While the Ninth Circuit’s decision was likely predicated on a desire to prevent obtuse sentences for criminals who possessed but did not use expired credit card numbers, Judge Easterbrook’s scathing critique of the Ninth Circuit made clear that the Seventh Circuit, like the Sixth Circuit, will not cut financial criminals any sentencing slack:

Like the panel in Onyesoh, we too think that a district judge should not increase a sentence just because the defendant possessed ancient pieces of plastic or lists of numbers useful only during the reign of Xerxes. But we disagree with Onyesoh’s view that this result should be achieved by treating the language in § 1029(e)(3) as irrelevant to the meaning of “access device”. Courts must read the statute to reconcile these paragraphs.

Looking Forward 

After a new sentencing hearing, the Ninth Court of Appeals and the Supreme Court denied Onyesoh’s petition for a writ of certiorari.  Certiorari is currently pending for Popovski, but the Supreme Court has not expressed interest in ruling on the case in the current session.

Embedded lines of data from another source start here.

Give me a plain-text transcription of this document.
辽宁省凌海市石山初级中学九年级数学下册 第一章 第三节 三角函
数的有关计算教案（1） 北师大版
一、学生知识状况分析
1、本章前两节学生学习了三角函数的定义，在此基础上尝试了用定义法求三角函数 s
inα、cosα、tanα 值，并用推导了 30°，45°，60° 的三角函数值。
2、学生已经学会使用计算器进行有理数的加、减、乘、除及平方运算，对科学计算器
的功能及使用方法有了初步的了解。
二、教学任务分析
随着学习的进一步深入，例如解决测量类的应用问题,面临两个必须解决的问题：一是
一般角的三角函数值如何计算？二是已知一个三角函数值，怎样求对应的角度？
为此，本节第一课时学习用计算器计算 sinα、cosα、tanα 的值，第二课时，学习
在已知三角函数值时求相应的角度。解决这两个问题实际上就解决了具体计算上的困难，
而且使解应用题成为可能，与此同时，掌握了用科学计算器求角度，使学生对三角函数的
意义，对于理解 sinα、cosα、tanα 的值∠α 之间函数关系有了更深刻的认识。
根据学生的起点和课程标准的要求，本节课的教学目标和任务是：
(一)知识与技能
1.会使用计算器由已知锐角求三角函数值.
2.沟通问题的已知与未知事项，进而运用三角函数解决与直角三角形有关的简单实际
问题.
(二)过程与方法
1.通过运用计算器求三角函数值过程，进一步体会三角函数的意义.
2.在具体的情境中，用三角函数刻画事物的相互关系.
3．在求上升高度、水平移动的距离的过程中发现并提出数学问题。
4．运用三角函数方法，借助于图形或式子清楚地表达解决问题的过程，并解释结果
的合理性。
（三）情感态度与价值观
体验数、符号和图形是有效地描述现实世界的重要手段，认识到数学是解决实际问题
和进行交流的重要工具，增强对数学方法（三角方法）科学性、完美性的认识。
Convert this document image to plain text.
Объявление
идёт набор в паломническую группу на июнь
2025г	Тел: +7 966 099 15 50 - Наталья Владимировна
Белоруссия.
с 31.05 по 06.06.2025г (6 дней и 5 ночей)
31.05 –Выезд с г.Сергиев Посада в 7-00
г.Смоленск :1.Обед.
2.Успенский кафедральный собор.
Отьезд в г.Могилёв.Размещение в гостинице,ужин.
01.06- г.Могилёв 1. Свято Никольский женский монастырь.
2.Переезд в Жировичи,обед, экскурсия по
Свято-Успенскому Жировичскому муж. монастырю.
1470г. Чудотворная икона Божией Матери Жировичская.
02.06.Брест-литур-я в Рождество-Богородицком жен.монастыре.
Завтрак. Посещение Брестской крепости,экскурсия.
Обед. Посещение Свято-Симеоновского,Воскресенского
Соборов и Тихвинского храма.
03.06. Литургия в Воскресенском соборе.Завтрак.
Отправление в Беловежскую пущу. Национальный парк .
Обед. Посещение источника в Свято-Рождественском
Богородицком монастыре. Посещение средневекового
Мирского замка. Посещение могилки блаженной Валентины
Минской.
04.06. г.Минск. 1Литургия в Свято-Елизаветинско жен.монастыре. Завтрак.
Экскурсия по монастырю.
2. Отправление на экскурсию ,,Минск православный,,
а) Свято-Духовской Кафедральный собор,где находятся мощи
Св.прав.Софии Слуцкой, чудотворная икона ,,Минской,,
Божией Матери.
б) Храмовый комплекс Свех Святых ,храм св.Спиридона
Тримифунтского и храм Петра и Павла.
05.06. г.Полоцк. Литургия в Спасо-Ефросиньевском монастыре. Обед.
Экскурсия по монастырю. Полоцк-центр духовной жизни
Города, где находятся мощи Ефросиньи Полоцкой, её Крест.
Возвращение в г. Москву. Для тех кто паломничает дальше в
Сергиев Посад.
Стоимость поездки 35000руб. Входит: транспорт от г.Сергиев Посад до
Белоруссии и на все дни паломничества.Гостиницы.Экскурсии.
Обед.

Judge Easterbrook, in deciding United States v. Popovski, came down hard on the Ninth Circuit’s interpretation of the sentencing law regarding this sort of wire fraud. He argued, in part, that district judges can come to a workable resolution under the current law without disregarding any specific portion of the statute. Following Judge Easterbrook’s logic, it seems unlikely that this issue will pique the Supreme Court’s interest. Nevertheless, if credit card fraud continues to rise at record levels and continues to emerge as the cause celebre of the consumer crime world, constituent pressure may push Congress to act.